- Symptoms: Short stature Skeletal malformations Hearing loss
- Usual onset: Congenital
- Causes: Biallelic variants in TBX15

= Cousin syndrome =

Genetic disorder

Cousin syndrome is a genetic condition characterized by short stature at birth, a short neck with low-positioned external ears, as well as congenital malformations of the skeletal system affecting the shoulders, the pelvis, the neck, and the limbs (MIM number 260660). The condition determines physical disability, particularly affecting deambulation, and hearing loss while intelligence is not affected.
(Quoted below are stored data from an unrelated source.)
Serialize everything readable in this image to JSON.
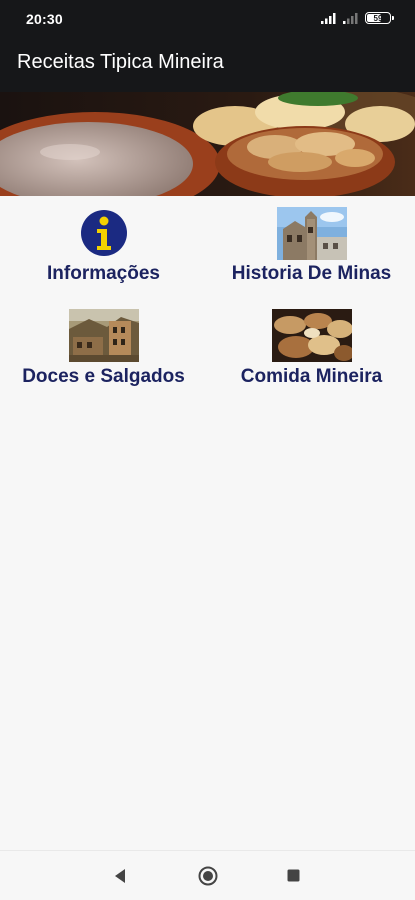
{
  "status_bar": {
    "time": "20:30",
    "battery_level": "59",
    "icons": [
      "signal-strong-icon",
      "signal-weak-icon",
      "battery-icon"
    ]
  },
  "app_bar": {
    "title": "Receitas Tipica Mineira"
  },
  "menu": {
    "items": [
      {
        "label": "Informações",
        "icon": "info-icon"
      },
      {
        "label": "Historia De Minas",
        "icon": "church-photo"
      },
      {
        "label": "Doces e Salgados",
        "icon": "town-photo"
      },
      {
        "label": "Comida Mineira",
        "icon": "food-photo"
      }
    ]
  },
  "nav_bar": {
    "buttons": [
      "back-icon",
      "home-icon",
      "recents-icon"
    ]
  },
  "colors": {
    "bar": "#161719",
    "label": "#1c2360",
    "background": "#f7f7f7",
    "info_icon": "#1b2a82",
    "info_glyph": "#f3d200"
  }
}
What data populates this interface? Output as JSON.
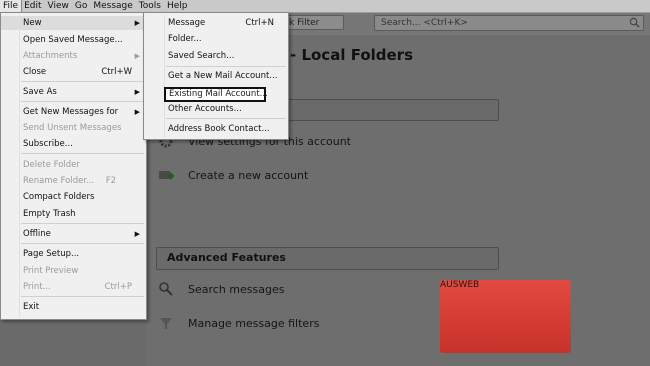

The condition was originally described in 1982 by Jacques Cousin, physician in Lilles, France, and colleagues as "familial pelvi-scapular dysplasia with dwarfism and dysmorphisms". Some sporadic patients reported in the medical literature as "pelvic-shoulder dysplasia" or similar diagnoses may in fact have had Cousin syndrome. In 2008, the group of Andrea Superti-Furga showed that the condition was caused by biallelic inactivating variants in the gene coding for the T-box transcription factor, TBX15. They also proposed to name the condition "Cousin syndrome" because the name "pelviscapular dysplasia" is too restrictive. The incidence of the condition is not known but it seems to be very rare, with only a single further molecularly confirmed individual reported in 2015. An important differential diagnosis in the newborn and infant is campomelic dysplasia, where hypoplasia of the scapulae and of the iliac bones with femoral dislocation may also occur. Campomelic dysplasia, caused by monoallelic variants in and around the SOX9 gene, is less rare than Cousin syndrome.